One activist carried a sign declaring “White Silence=White Consent” as she and others blocked the streets. “silence =death” declared aids activists for years.   Unless we speak out, we support this system.

Yet, few of us really know how.  Donald Grove, one of our heroes, noted:
"My big problem is that I think I am supposed to know the right answer already, that I am supposed to respond to systemic racism with fully formed opinions that can't be wrong. Learning to listen and hear is different than knowing the answer. Challenging divisive power requires recognizing who is systemically excluded from having any voice -- not attempting to speak for them but to recognize that they have been speaking all along and we have been choosing not to hear." -  Donald Grove

Throughout the streets, people were speaking out and learning to listen. 

Amanda Saint-Nick
 later wrote:

Tonight was beautiful but we must do something about the violence against protesters. Innocent people were grabbed, mased, and arrested on 14th and 8th ave. We as a group are too afraid to intervene. There is always more of us than them, we must do better. Again, tonight we shut it down. The fight must never end.
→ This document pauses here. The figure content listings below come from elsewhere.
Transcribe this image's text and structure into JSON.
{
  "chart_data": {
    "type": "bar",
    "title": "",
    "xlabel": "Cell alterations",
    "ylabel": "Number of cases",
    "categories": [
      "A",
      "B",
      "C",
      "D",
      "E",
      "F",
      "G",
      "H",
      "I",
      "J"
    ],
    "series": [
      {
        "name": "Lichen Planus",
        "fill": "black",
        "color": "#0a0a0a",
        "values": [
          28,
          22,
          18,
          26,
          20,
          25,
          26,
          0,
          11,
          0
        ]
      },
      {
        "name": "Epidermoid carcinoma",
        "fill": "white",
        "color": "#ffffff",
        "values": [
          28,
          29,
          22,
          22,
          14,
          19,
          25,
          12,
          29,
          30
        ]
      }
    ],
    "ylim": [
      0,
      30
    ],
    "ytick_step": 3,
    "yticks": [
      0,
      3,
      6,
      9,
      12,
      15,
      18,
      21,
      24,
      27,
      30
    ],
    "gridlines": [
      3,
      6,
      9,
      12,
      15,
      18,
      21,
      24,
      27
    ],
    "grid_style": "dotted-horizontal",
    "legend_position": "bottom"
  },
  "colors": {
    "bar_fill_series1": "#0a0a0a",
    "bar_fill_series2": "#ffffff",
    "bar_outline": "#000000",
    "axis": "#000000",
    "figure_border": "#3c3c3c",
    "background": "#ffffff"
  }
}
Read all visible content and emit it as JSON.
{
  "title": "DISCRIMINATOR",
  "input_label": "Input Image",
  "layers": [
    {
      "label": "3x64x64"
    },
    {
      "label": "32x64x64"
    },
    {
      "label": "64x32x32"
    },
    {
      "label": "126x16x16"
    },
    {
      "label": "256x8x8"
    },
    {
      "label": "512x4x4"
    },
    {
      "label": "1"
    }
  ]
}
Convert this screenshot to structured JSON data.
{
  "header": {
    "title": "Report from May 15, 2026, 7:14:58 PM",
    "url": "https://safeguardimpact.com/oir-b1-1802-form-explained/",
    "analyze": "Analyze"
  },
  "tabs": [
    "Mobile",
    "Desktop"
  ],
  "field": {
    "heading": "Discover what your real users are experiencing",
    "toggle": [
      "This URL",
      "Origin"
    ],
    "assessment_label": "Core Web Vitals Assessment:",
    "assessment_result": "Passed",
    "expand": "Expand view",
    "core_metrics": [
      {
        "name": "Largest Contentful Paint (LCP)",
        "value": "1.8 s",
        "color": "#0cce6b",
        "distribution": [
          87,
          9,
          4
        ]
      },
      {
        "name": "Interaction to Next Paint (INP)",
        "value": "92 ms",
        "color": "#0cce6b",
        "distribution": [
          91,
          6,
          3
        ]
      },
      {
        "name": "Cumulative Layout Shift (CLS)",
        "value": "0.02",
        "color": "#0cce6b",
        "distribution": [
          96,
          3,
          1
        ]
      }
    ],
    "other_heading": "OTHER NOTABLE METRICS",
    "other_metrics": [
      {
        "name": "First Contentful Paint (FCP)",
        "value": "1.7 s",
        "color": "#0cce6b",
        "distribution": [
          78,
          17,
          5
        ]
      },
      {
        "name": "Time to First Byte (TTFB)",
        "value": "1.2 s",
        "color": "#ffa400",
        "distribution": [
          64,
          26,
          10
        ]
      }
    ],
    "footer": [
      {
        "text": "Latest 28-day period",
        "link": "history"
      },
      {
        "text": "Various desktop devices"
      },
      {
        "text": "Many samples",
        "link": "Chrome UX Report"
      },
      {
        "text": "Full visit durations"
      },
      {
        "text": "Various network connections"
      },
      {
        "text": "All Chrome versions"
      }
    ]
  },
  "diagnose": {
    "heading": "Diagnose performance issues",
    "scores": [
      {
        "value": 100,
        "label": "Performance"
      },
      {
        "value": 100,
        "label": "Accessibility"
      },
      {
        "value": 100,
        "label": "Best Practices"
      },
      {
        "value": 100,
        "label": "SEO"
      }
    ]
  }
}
"It was a wild and wonderful night, but the police got very brutal toward the end. Here is a photo I was able to get of the pepper-spray incident. I'll post the rest of my photos tomorrow." ‪#‎shutitdown‬ ‪#‎ericgarner‬ ‪#‎ohhellno‬ ‪#‎mikebrown‬ ‪#‎ferguson‬ ‪#‎mynypd‬
©Stacy Lanyon
Stacy Lanyon photos

Keegan noted
That got people mad. Myself and others got pepper-sprayed, sound canon being used on weapon mode.


The cannon could be heard all over the city. There s something terribly wrong.  And we all seemed to hear it. 

Somehow, the city is changing, but it may just be that more people are talking to each other, getting to know each other, out in the streets.  Change begins with these kinds of conversations, from the bottom, from the people in the streets, ready to challenge what is possible, one step forward in the cavalcade of history.